Le Comité de gérance de l’Union internationale des Chemins de fer, composé des directeurs généraux de quatorze réseaux européens, qui se réunit sous la présidence de M. L. Lataire, directeur général de la S.N.C.B., voudrait obtenir la réalisation de l’attelage automatique des wagons à marchandises entre 1976 et 1980. Un type d’attelage automatique adapté aux conditions des réseaux européens a été créé en collaboration avec un groupe industriel international. Des essais sont en cours et se déroulent favorablement. Les problèmes financiers poses ont déjà été abordés et des solutions communes ont été esquissées. Ces problèmes ne pourront être définitivement résolus qu’avec Ie concours des gouvernements.

Voici, à titre documentaire, l’avis de M. Louis Armand :

« Voir des wagons ultra-modernes, dans un triage ultra-moderne, être attelés à la main, c’est un peu comme si l’on voyait une duchesse aller au bal de l’Opéra chaussée d’espadrilles » ; c’est ce qu’écrivait récemment, non sans humour, un journaliste américain qui venait de visiter les chemins de fer européens.

Il est exact qu’a l’époque où Ie chemin de fer s’apprête à introduire la cybernétique dans ses méthodes de gestion et d’exploitation, l’attelage manuel constitue un anachronisme. Depuis longtemps, l’Union internationale des Chemins de fer (U.I.C.) s’est attachée à résoudre ce problème de l’attelage automatique des véhicules. Or, aujourd’hui, l’on peut considérer les problèmes techniques comme pratiquement résolus.

Ils étaient pourtant difficiles : l’Europe doit, en effet, réaliser un attelage automatique qui soit différent des attelages existant en Amérique, en Russie, au Japon, car ces attelages datent du siècle précédent et, aujourd’hui, l’attelage doit comporter l’automaticité de l’accouplement des conduites de freins et des conduites électriques. Il fallait donc un principe différent d’attelage, non pour vouloir perfectionner à tout prix, mais simplement parce que celui qui réalise en dernier doit tenir compte des problèmes du jour.
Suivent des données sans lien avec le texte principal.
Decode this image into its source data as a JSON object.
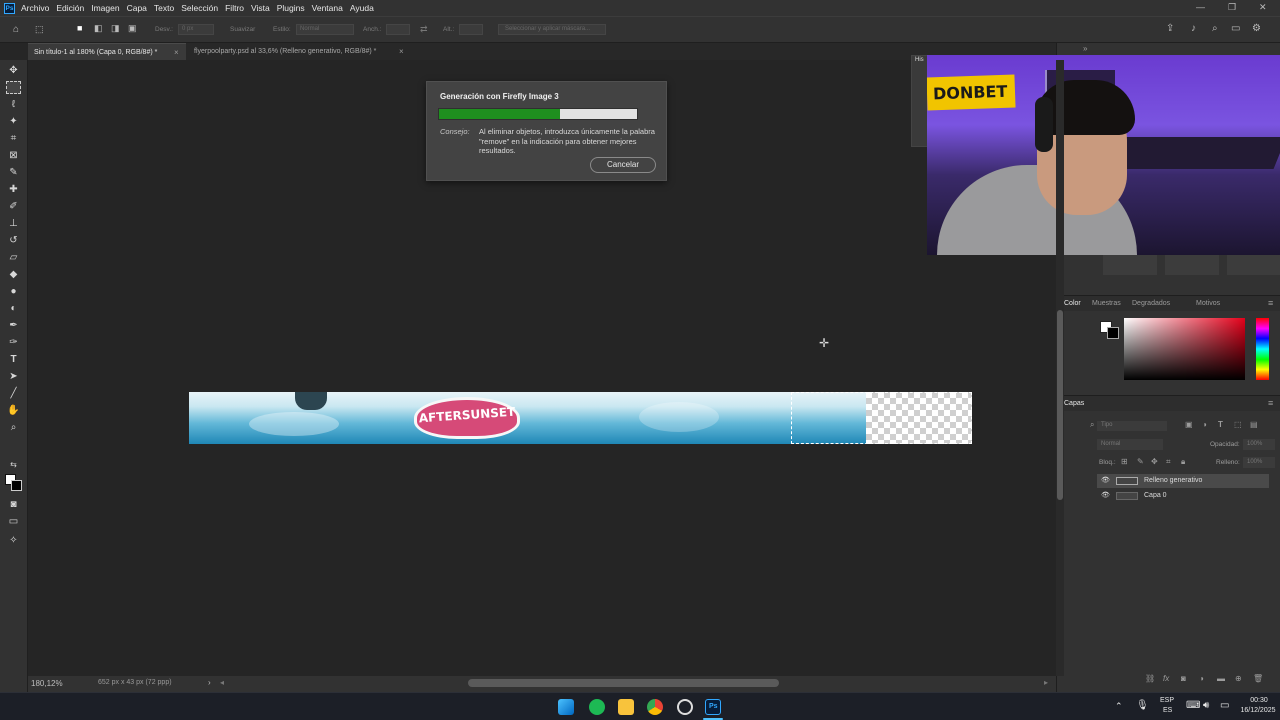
{
  "app": {
    "logo_text": "Ps",
    "menu": [
      "Archivo",
      "Edición",
      "Imagen",
      "Capa",
      "Texto",
      "Selección",
      "Filtro",
      "Vista",
      "Plugins",
      "Ventana",
      "Ayuda"
    ]
  },
  "options_bar": {
    "feather_label": "Desv.:",
    "feather_value": "0 px",
    "smooth_label": "Suavizar",
    "style_label": "Estilo:",
    "style_value": "Normal",
    "width_label": "Anch.:",
    "height_label": "Alt.:",
    "mask_button": "Seleccionar y aplicar máscara..."
  },
  "tabs": [
    {
      "label": "Sin título-1 al 180% (Capa 0, RGB/8#) *",
      "active": true
    },
    {
      "label": "flyerpoolparty.psd al 33,6% (Relleno generativo, RGB/8#) *",
      "active": false
    }
  ],
  "canvas": {
    "banner_text": "AFTERSUNSET"
  },
  "dialog": {
    "title": "Generación con Firefly Image 3",
    "progress": 0.61,
    "tip_label": "Consejo:",
    "tip_text": "Al eliminar objetos, introduzca únicamente la palabra \"remove\" en la indicación para obtener mejores resultados.",
    "cancel_label": "Cancelar"
  },
  "webcam": {
    "sign_text": "DONBET"
  },
  "panels": {
    "history_tab": "His",
    "color_tabs": [
      "Color",
      "Muestras",
      "Degradados",
      "Motivos"
    ],
    "layers_title": "Capas",
    "search_placeholder": "Tipo",
    "blend_mode": "Normal",
    "opacity_label": "Opacidad:",
    "opacity_value": "100%",
    "lock_label": "Bloq.:",
    "fill_label": "Relleno:",
    "fill_value": "100%",
    "layers": [
      {
        "name": "Relleno generativo",
        "selected": true
      },
      {
        "name": "Capa 0",
        "selected": false
      }
    ]
  },
  "status_bar": {
    "zoom": "180,12%",
    "doc_info": "652 px x 43 px (72 ppp)"
  },
  "taskbar": {
    "lang_top": "ESP",
    "lang_bottom": "ES",
    "time": "00:30",
    "date": "16/12/2025"
  }
}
Les Américains étudient la transformation de leur attelage, les Russes également ; ces derniers l’étudient d’ailleurs dans le même esprit que nous puisque l’attelage automatique européen sera accouplable avec l’attelage russe, supprimant ainsi l’hiatus entre les réseaux du continent, même si l’écartement des voies est différent.

Les programmes que nous avons établis prévoient que l’application de l’attelage automatique pourrait commencer dès Pâques 1976. La semaine de Pâques est une de celles durant lesquelles le trafic « marchandises » est en général moins fort, et la transformation pourrait se faire sans perturber notablement l’économie des pays. 1976 est donc la date à laquelle l’attelage automatique serait mis en place pour le trafic international. Progressivement, l’équipement se poursuivrait dans les réseaux, à des cadences qui dépendraient des possibilités de financement de chacun d’eux ; la fin de l’équipement se situerait entre 1980 et 1990.
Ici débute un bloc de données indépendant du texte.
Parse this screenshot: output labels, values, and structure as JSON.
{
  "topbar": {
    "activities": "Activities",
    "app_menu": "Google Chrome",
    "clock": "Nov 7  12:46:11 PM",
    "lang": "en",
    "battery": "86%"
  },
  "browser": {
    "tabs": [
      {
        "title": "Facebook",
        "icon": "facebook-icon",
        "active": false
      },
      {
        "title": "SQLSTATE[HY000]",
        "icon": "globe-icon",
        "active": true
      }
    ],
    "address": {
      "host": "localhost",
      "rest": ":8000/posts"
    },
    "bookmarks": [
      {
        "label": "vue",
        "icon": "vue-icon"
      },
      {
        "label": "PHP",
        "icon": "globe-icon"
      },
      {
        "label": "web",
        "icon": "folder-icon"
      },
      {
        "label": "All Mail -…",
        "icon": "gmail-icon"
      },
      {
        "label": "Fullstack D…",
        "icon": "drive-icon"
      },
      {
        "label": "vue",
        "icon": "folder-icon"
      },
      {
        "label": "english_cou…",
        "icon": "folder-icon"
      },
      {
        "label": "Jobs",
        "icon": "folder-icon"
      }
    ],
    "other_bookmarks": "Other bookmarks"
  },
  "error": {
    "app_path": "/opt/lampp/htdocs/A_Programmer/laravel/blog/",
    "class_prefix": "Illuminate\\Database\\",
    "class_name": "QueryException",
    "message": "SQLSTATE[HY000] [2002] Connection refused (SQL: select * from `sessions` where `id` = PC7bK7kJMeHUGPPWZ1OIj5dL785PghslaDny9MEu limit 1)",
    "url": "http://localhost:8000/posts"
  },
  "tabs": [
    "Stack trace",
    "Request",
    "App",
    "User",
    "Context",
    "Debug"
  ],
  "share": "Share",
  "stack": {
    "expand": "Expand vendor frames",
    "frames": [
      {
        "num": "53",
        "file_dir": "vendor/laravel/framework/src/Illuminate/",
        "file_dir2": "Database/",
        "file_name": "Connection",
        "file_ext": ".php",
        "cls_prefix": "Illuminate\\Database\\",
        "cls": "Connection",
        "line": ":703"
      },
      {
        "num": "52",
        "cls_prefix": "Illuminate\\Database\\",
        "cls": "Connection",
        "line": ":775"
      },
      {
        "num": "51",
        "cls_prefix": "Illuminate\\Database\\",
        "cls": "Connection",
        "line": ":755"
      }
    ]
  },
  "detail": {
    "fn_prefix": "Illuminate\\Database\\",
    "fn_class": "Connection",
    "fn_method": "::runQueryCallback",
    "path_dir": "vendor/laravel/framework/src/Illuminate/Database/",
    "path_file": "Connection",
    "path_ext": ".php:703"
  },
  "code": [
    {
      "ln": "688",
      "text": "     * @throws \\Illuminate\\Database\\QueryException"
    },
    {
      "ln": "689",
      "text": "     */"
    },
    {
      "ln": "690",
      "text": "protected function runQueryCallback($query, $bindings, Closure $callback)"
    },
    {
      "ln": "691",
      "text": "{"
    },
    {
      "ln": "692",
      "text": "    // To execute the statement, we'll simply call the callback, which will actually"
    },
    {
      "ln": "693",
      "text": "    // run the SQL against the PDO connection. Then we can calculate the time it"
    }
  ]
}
  1. le levier de déverrouillage de l’attelage automatique.
  2. Le coupleur des canalisations électriques.
  3. Les coupleurs des canalisations pneumatiques.
  4. Les couvercles de protection des coupleurs.
  5. Les couvercles rabattus.

Il est maintenant reconnu, et les réactions américaines sont absolument nettes à ce sujet, que le chemin de fer, pour le service des marchandises, peut devenir un outil parfaitement automatisé car, par sa nature, il peut l’être aussi facilement qu’un simple ascenseur.

Pour automatiser entièrement le chemin de fer, il n’est nul besoin d’attendre les progrès de la cybernétique, des ordinateurs, du télétraitement, car nous disposons, dès à présent, de tout ce qu’il faut pour y parvenir.
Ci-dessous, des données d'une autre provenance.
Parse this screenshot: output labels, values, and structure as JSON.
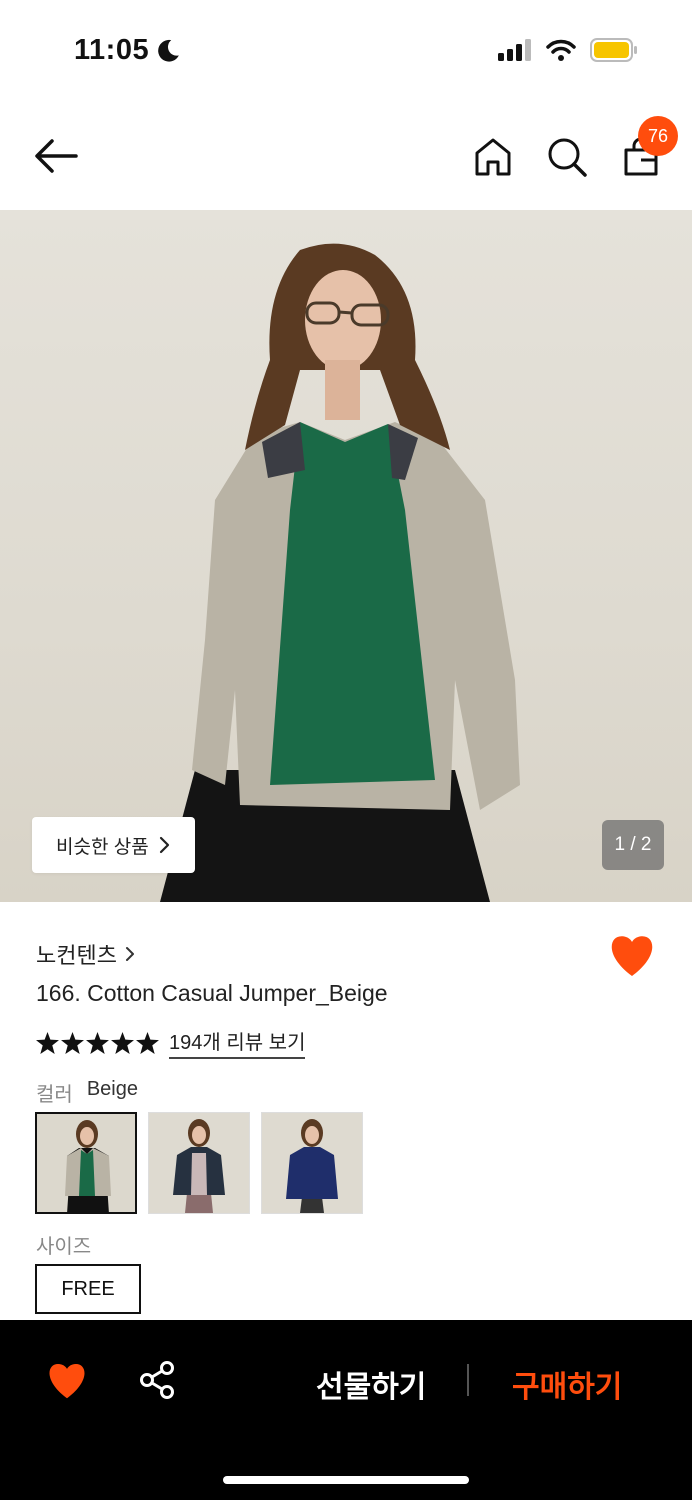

Nous en sommes au point où nous cherchons plutôt à définir une méthode globale d’automatisation sans pousser plus loin les progrès qu’on peut appeler sectoriels, tels que la commande automatique des trains, des locomotives (cela pourra être réalisé dès qu’on le voudra), la commande entièrement automatique des triages (ceci peut aussi être fait à volonté), la circulation automatique sur une ligne (elle existe et on peut la perfectionner). Ce qu’il faut, c’est concevoir une architecture, bâtir l’ensemble d’un chemin de fer entièrement automatisé, dans lequel les machines donneront, avec certitude, aussi bien les prix de revient que l’ordre de circulation des convois.

Dans ce chemin de fer de demain, où le wagon sera utilisé deux fois mieux qu’aujourd’hui, avec un personnel notablement réduit, l’attelage automatique n’est qu’un des éléments de l’ensemble, et c’est la un fait essentiel.

Il ne faut pas séparer la notion de rentabilité de l’attelage automatique, et la plus grande erreur que pourraient commettre les économistes serait de considérer l’attelage automatique comme une opération isolée ; c’est, en effet, une opération qui fait partie d’un ensemble. Il convient donc bien de prendre en considération l’attelage automatique comme une des conditions préalables à l’automatisation générale des chemins de fer (...).

L’année 1976, date prévue pour l’application de l’attelage automatique, apparait comme une date raisonnable qu’il faut respecter, plutôt que de retarder l’opération jusqu’a la fin du siècle, en arguant la dépense importante qu’elle représente. Cette dépense peut être sensiblement réduite si les réseaux ont la sagesse de décider que tous les wagons ne doivent pas obligatoirement être équipés, les uns parce qu’ils sont trop vieux, les autres parce qu’ils doivent figurer dans la composition des futurs « trains-blocs », où l’attelage automatique complet sera inutile (...).

Les chemins de fer européens des pays de l’Est ont prévu, eux aussi, l’équipement de leurs véhicules pour 1976. Ces réseaux ont une importance considérable ; c’est ainsi que les chemins de fer polonais assurent un trafic « voyageurs » égal a celui de la S.N.C.F. et un trafic « marchandises » sensiblement supérieur ; que les chemins de fer roumains ont un très fort trafic « marchandises ». L’ensemble de ces chemins de fer a planifié l’attelage automatique pour 1976 ; il serait regrettable que les réseaux de l’Europe occidentale fussent en retard dans l’équipement du parc « marchandises » européen. C’est pourquoi une décision en ce domaine apparait éminemment souhaitable... " »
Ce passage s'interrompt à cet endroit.